Donating Blood


The American Red Cross accepts nursing mothers, they say ” Persons who are pregnant are not eligible to donate. Wait 6 weeks after giving birth.”

Dr. Jack Newman is a physician specializing in breastfeeding support and advocacy. He says any otherwise eligible mother who is not anemic can donate blood.

The Canadian Blood Service does not allow breastfeeding mothers to donate blood in the first six months postpartum.

In the UK you may donate whilst breastfeeding providing your baby is at least six months old.

In Australia, you need to wait at least nine months and until your baby is significantly weaned (that is, getting most of his/her nutrition from solids) before you donate blood.

Whether to donate blood is a personal decision. La Leche League recommends that you consult your health care professional and/ or the blood donor programme in your country and make an informed choice.

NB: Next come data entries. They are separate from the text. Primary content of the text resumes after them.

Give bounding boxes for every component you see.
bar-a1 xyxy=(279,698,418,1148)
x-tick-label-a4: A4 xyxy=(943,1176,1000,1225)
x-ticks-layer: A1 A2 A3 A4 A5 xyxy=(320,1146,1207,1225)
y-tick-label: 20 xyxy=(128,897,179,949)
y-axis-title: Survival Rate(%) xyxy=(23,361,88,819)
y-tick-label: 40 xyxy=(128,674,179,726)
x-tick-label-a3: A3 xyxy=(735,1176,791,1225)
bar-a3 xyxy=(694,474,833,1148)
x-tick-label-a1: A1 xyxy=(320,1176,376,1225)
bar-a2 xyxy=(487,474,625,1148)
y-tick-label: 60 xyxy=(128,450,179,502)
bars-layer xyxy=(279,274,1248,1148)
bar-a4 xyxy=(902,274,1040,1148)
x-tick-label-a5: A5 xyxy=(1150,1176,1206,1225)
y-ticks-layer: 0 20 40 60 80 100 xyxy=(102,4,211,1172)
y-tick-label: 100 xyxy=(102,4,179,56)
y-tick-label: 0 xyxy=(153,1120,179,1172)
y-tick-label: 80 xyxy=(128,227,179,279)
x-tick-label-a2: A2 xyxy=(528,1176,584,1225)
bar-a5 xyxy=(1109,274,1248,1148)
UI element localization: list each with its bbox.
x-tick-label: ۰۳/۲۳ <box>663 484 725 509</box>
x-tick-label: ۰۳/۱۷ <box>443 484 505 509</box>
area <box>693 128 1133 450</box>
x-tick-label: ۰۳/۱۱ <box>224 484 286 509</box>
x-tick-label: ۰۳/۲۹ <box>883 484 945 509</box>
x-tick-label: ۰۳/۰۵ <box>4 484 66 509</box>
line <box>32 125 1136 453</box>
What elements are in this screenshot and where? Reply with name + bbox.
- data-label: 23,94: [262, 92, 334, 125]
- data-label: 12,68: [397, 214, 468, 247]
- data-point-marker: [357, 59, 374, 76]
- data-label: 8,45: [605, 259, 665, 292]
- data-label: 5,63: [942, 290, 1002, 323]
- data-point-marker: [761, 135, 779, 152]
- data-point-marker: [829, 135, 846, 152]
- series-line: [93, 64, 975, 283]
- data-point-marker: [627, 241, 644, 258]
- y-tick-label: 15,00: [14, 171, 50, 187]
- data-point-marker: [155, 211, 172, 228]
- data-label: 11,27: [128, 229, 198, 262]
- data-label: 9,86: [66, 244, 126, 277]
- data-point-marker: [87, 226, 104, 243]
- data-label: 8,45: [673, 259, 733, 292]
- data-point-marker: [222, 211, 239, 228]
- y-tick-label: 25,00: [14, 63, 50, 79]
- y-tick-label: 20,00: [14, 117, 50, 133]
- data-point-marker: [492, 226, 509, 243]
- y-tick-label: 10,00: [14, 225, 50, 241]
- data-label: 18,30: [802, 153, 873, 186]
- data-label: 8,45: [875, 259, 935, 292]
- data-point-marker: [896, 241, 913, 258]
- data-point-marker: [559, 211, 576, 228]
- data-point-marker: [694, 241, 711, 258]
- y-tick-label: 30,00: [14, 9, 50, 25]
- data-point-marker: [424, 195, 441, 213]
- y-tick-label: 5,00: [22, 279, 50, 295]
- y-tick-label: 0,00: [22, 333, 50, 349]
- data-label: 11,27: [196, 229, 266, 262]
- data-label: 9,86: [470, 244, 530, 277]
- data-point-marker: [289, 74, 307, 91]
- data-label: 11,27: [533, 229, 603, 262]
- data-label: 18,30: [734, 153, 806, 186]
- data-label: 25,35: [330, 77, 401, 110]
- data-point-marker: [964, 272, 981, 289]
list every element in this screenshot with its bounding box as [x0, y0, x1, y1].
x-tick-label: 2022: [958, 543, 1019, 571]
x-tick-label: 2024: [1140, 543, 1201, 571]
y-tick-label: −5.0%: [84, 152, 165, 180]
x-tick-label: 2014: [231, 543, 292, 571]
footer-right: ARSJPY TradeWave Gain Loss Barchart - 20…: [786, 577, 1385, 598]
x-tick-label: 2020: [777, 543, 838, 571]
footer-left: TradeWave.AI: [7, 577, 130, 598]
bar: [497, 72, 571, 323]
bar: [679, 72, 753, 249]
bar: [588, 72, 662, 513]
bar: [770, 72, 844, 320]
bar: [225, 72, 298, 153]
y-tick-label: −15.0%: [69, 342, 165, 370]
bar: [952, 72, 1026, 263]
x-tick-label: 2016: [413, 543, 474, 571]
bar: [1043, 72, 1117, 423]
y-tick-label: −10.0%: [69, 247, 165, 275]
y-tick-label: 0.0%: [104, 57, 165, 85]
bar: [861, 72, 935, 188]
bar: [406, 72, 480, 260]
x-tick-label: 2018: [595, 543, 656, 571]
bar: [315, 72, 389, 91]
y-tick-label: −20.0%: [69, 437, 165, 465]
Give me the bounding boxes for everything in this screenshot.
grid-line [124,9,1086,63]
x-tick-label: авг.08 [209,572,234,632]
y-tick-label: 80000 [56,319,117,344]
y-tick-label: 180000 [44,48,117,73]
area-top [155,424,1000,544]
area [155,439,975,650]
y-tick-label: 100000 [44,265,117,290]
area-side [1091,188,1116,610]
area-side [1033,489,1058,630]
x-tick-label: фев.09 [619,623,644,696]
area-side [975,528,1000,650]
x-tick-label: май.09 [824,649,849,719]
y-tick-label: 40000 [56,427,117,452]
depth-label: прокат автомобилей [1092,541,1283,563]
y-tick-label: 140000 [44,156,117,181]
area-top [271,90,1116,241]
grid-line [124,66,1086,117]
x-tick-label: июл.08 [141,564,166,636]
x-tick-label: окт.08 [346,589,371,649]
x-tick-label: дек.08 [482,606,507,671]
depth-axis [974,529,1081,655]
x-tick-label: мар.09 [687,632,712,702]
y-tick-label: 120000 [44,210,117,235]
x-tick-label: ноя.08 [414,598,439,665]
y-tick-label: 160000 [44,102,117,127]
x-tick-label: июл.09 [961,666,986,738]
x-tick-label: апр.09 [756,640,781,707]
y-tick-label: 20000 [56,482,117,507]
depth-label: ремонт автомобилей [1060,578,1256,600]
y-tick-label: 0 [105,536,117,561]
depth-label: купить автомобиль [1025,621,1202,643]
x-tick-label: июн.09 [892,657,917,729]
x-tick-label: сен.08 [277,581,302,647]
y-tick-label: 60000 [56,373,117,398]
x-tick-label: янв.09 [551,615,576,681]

If a breastfeeding mother chooses to donate blood, she needs to be very careful to stay hydrated. Human milk is 87% water, and a blood donation takes 16 ounces of blood from the body. This is a lot of liquid to replace. All blood donors are cautioned to eat a substantial meal before donating blood and drink large quantities of water afterward. After a donation, donors are advised to avoid heavy lifting with the arm used to donate (to prevent excessive bruising). This may be a consideration for mothers who may not be able to avoid lifting and carrying their babies or older children.